Another take on "How rich is Uncle Scrooge"

There have been various debates based on the volume of his money bin, or whether “jillion” can be compared to other putative values. But recently I came across this excerpt, which can be taken as canon at least at the time (doubtless Scrooge’s fortune has fluctuated substantially, not to even mention inflation).

Slightly over 315 1/2 quadrillion dollars.

I’m thinking Cafe Society. It’ll be richer there.

I have nothing quantitative to contribute, but here’s Family Guy’s take on Uncle Scrooge’s pool:

https://www.youtube.com/watch?v=viDL2W0HcJw

Further proof that money has value simply because people believe it does.

As I recall, that money bin was never more than about 1/3 full, so what’s the big deal?

When the coins and cash hit the ceiling, then we’re talking big money!

I thought Dex explained this to you already.

https://www.straightdope.com/columns/read/1807/whos-richer-bill-gates-or-scrooge-mcduck/

Jenny
your humble TubaDiva

I’m not sure he’s as rich as he says. Those could be low-denomination coins, or even chocolate ones in gold foil. Have we seen Mr. McDuck’s tax returns?

The most valuable coin in his Money Bin is his lucky dime!

Nah, that’s just a replica. He keeps the real dime on his person.

I love the recent top ten list that lists Edward Cullen (Twilight) as the richest fictional character simply because he’s lived long than Scrooge.

Scrooge’s fortune is not all just squirreled away in the Money Bin, he has thousands of businesses that are all, presumably, turning a profit, and countless priceless treasures from throughout all of history and legend alike.

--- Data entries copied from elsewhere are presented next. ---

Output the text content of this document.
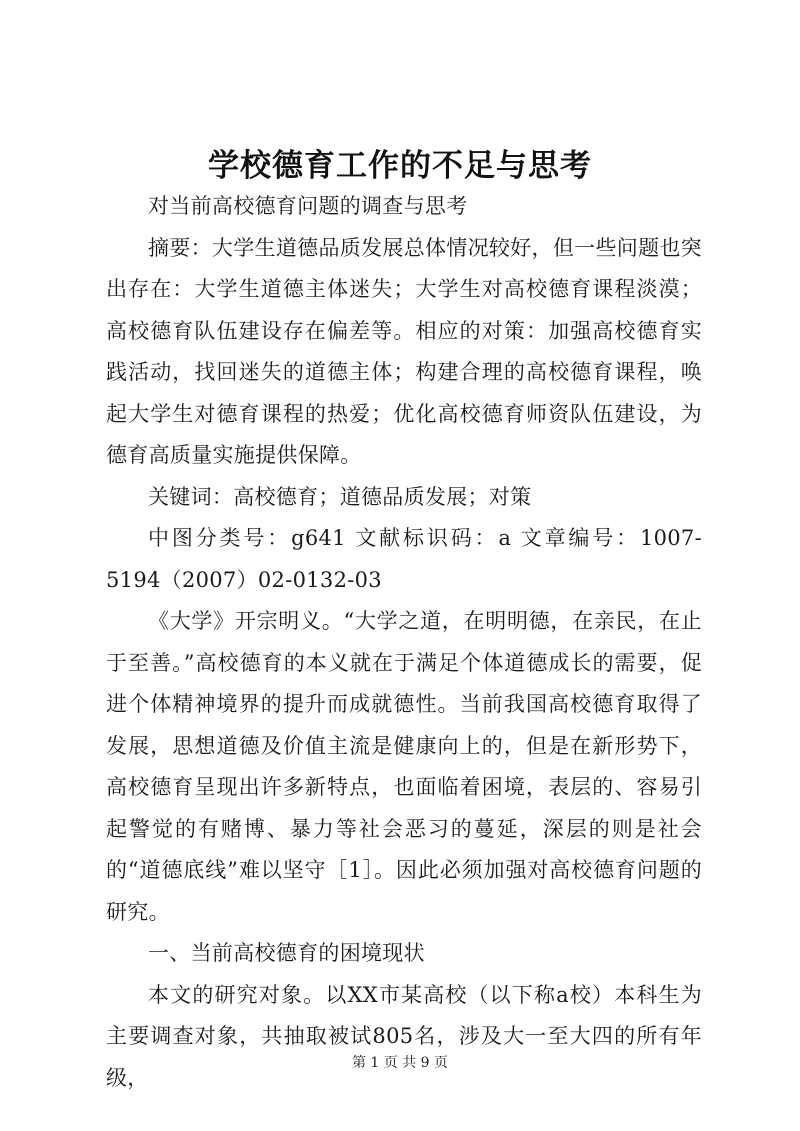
学校德育工作的不足与思考

对当前高校德育问题的调查与思考

摘要：大学生道德品质发展总体情况较好，但一些问题也突出存在：大学生道德主体迷失；大学生对高校德育课程淡漠；高校德育队伍建设存在偏差等。相应的对策：加强高校德育实践活动，找回迷失的道德主体；构建合理的高校德育课程，唤起大学生对德育课程的热爱；优化高校德育师资队伍建设，为德育高质量实施提供保障。

关键词：高校德育；道德品质发展；对策

中图分类号：g641 文献标识码：a 文章编号：1007-5194（2007）02-0132-03

《大学》开宗明义。“大学之道，在明明德，在亲民，在止于至善。”高校德育的本义就在于满足个体道德成长的需要，促进个体精神境界的提升而成就德性。当前我国高校德育取得了发展，思想道德及价值主流是健康向上的，但是在新形势下，高校德育呈现出许多新特点，也面临着困境，表层的、容易引起警觉的有赌博、暴力等社会恶习的蔓延，深层的则是社会的“道德底线”难以坚守［1］。因此必须加强对高校德育问题的研究。

一、当前高校德育的困境现状

本文的研究对象。以XX市某高校（以下称a校）本科生为主要调查对象，共抽取被试805名，涉及大一至大四的所有年级，

第 1 页 共 9 页
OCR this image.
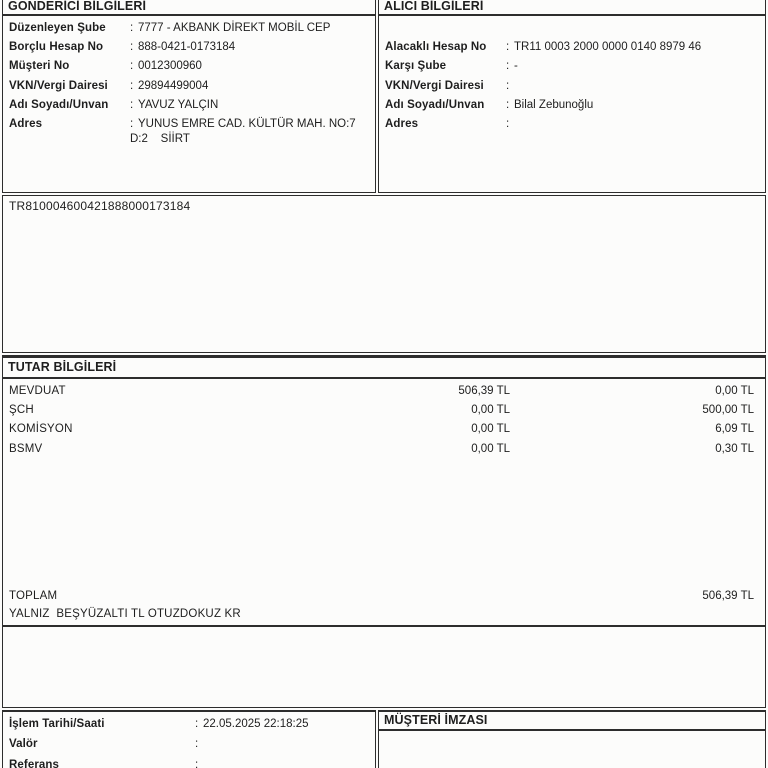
GÖNDERİCİ BİLGİLERİ
Düzenleyen Şube	: 7777 - AKBANK DİREKT MOBİL CEP
Borçlu Hesap No	: 888-0421-0173184
Müşteri No	: 0012300960
VKN/Vergi Dairesi	: 29894499004
Adı Soyadı/Unvan	: YAVUZ YALÇIN
Adres	: YUNUS EMRE CAD. KÜLTÜR MAH. NO:7
D:2    SİİRT
ALICI BİLGİLERİ
Alacaklı Hesap No	: TR11 0003 2000 0000 0140 8979 46
Karşı Şube	: -
VKN/Vergi Dairesi	:
Adı Soyadı/Unvan	: Bilal Zebunoğlu
Adres	:
TR810004600421888000173184
TUTAR BİLGİLERİ
MEVDUAT	506,39 TL	0,00 TL
ŞCH	0,00 TL	500,00 TL
KOMİSYON	0,00 TL	6,09 TL
BSMV	0,00 TL	0,30 TL
TOPLAM	506,39 TL
YALNIZ  BEŞYÜZALTI TL OTUZDOKUZ KR
İşlem Tarihi/Saati	: 22.05.2025 22:18:25
Valör	:
Referans	:
MÜŞTERİ İMZASI
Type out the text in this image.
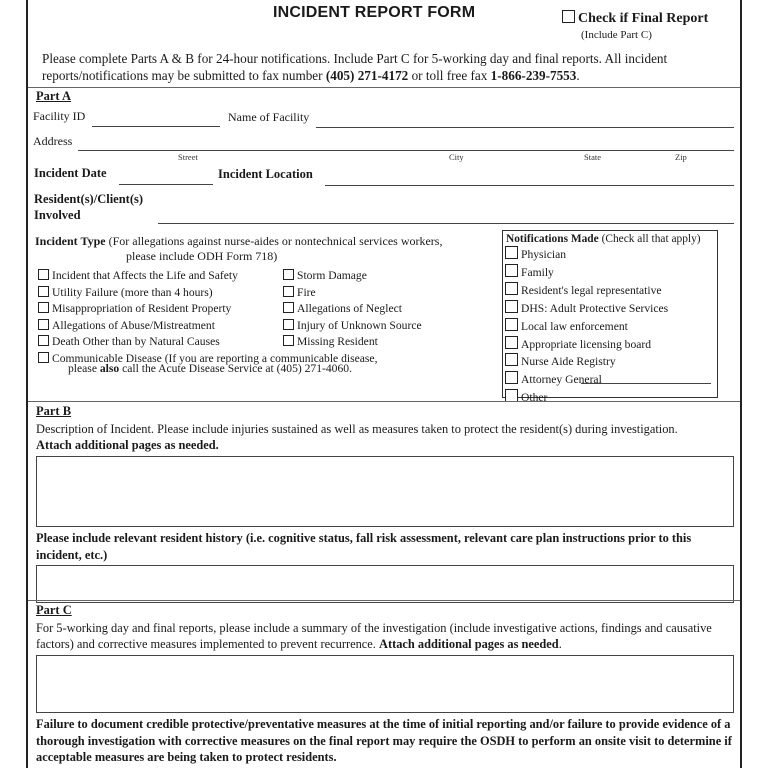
INCIDENT REPORT FORM	Check if Final Report
(Include Part C)
Please complete Parts A & B for 24-hour notifications. Include Part C for 5-working day and final reports. All incident reports/notifications may be submitted to fax number (405) 271-4172 or toll free fax 1-866-239-7553.
Part A
Facility ID	Name of Facility
Address
Street	City	State	Zip
Incident Date	Incident Location
Resident(s)/Client(s)
Involved
Incident Type (For allegations against nurse-aides or nontechnical services workers,
please include ODH Form 718)
Incident that Affects the Life and Safety
Utility Failure (more than 4 hours)
Misappropriation of Resident Property
Allegations of Abuse/Mistreatment
Death Other than by Natural Causes
Communicable Disease (If you are reporting a communicable disease,
please also call the Acute Disease Service at (405) 271-4060.
Storm Damage
Fire
Allegations of Neglect
Injury of Unknown Source
Missing Resident
Notifications Made (Check all that apply)
Physician
Family
Resident's legal representative
DHS: Adult Protective Services
Local law enforcement
Appropriate licensing board
Nurse Aide Registry
Attorney General
Other
Part B
Description of Incident. Please include injuries sustained as well as measures taken to protect the resident(s) during investigation. Attach additional pages as needed.
Please include relevant resident history (i.e. cognitive status, fall risk assessment, relevant care plan instructions prior to this incident, etc.)
Part C
For 5-working day and final reports, please include a summary of the investigation (include investigative actions, findings and causative factors) and corrective measures implemented to prevent recurrence. Attach additional pages as needed.
Failure to document credible protective/preventative measures at the time of initial reporting and/or failure to provide evidence of a thorough investigation with corrective measures on the final report may require the OSDH to perform an onsite visit to determine if acceptable measures are being taken to protect residents.
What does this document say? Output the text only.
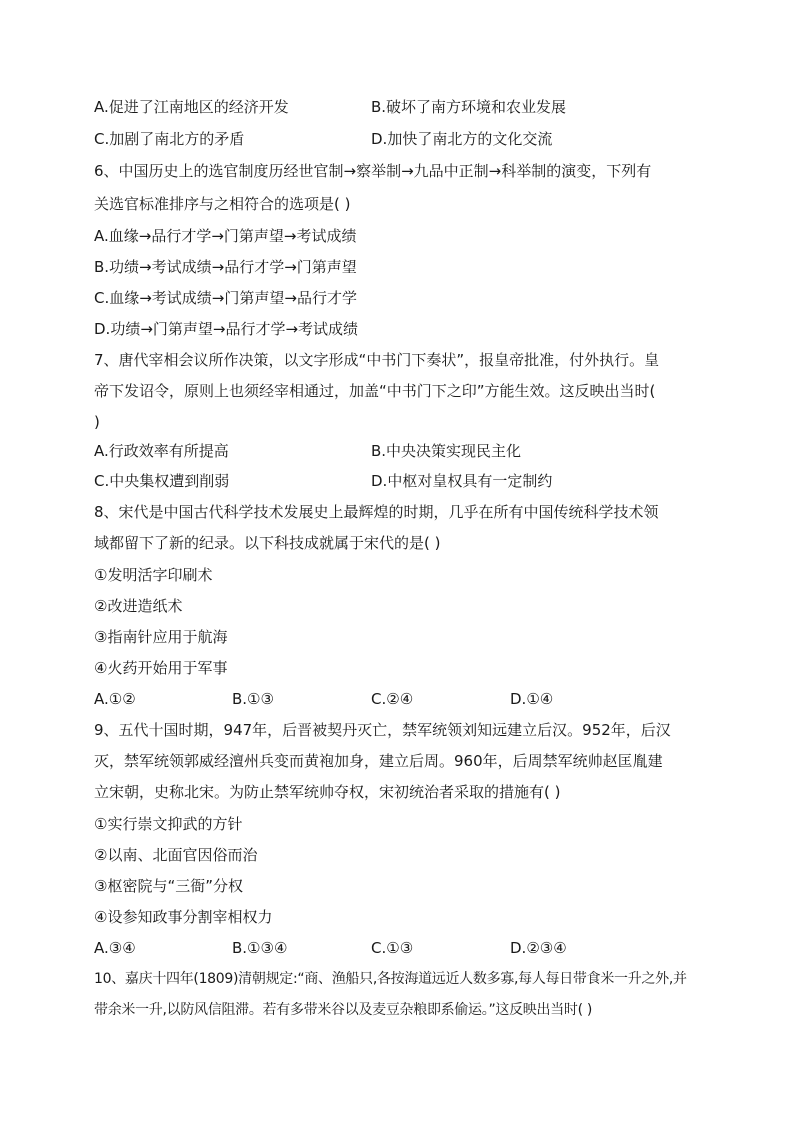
A.促进了江南地区的经济开发	B.破坏了南方环境和农业发展
C.加剧了南北方的矛盾	D.加快了南北方的文化交流
6、中国历史上的选官制度历经世官制→察举制→九品中正制→科举制的演变，下列有
关选官标准排序与之相符合的选项是( )
A.血缘→品行才学→门第声望→考试成绩
B.功绩→考试成绩→品行才学→门第声望
C.血缘→考试成绩→门第声望→品行才学
D.功绩→门第声望→品行才学→考试成绩
7、唐代宰相会议所作决策，以文字形成“中书门下奏状”，报皇帝批准，付外执行。皇
帝下发诏令，原则上也须经宰相通过，加盖“中书门下之印”方能生效。这反映出当时(
)
A.行政效率有所提高	B.中央决策实现民主化
C.中央集权遭到削弱	D.中枢对皇权具有一定制约
8、宋代是中国古代科学技术发展史上最辉煌的时期，几乎在所有中国传统科学技术领
域都留下了新的纪录。以下科技成就属于宋代的是( )
①发明活字印刷术
②改进造纸术
③指南针应用于航海
④火药开始用于军事
A.①②	B.①③	C.②④	D.①④
9、五代十国时期，947年，后晋被契丹灭亡，禁军统领刘知远建立后汉。952年，后汉
灭，禁军统领郭威经澶州兵变而黄袍加身，建立后周。960年，后周禁军统帅赵匡胤建
立宋朝，史称北宋。为防止禁军统帅夺权，宋初统治者采取的措施有( )
①实行崇文抑武的方针
②以南、北面官因俗而治
③枢密院与“三衙”分权
④设参知政事分割宰相权力
A.③④	B.①③④	C.①③	D.②③④
10、嘉庆十四年(1809)清朝规定:“商、渔船只,各按海道远近人数多寡,每人每日带食米一升之外,并
带余米一升,以防风信阻滞。若有多带米谷以及麦豆杂粮即系偷运。”这反映出当时( )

There’s also the fact that so much of what is stored in the Money Bin is not just face value, much of it has numismatic value as well. I recall one story in which, after managing to steal a single (rare) coin from near the bottom of the bin, the Beagle Boys sold it for hundreds of dollars because, “he’s probably got so many he makes them rare!”

There’s also the story where Donald offers to work polishing the coins in the bin at half his normal rate of thirty cents an hour provided he gets to choose the coins Uncle Scrooge pays him with. Naturally, Donald excavates all the way to the bottom of the bin for the rarest coins. Spoiler alert- it doesn’t work out too well for Donald.

OK, I’m curious, what happened to Donald?

thanks,
Brian

If memory serves, I believe that Donald carefully researches and seeks out the rarest coins, but Scrooge screws him by flooding the market with rare coins, thus diminishing Donald’s proceeds to face value, so he was still ultimately earning just 15 cents an hour. Poor Donald.

Forbes Magazine calculated Uncle Scrooge’s worth as $65.4 billion:

Wouldn’t Scrooge have lost value on what his coins were previously worth just to screw Donald? That doesn’t sound like him.

Scrooge has a weird relationship with Donald in that he depends on him for a lot of things, but there’s also an adversarial aspect to it as well, probably stemming from the fact that Uncle Scrooge was originally created as an antagonist to Donald for a Christmas story. He proved to be a popular character and became a major figure in Disney’s “Donald Duck universe,” so he stuck around, but that antagonistic relationship remained.

The moral of the story is about placing your own value on things, not to let others decide what’s valuable to you. So Scrooge values all his coins as momentos from his life, not for what a coin dealer will pay.

With that in mind, the excavation caves in on Donald, he almost dies, Uncle Scrooge saves him with the help of a zillion dollar coin, Donald takes the zillion dollar coin as payment to sell to a coin dealer, the nephews guilt him into giving the zillion dollar coin back to Uncle Scrooge because, having saved their Uncle Donald’s life, the coin is now worth more than what any coin dealer could pay for it.

I can’t find a link to the story, but as I recall: Donald bought them by the bagful for more than the value (I think $.50 for a quarter) and keeps selling them to the coin dealer until the dealer told him to stop because he was flooding the market and the coin was no longer rare. IIRC, since Donald bought the last batch on credit from Uncle Scrooge, after paying him from his profits, Donald ended up with $0.15.

There’s also the The Secret of Atlantis where Scrooge buys up identical coins to the one Donald gave him just to make his rare.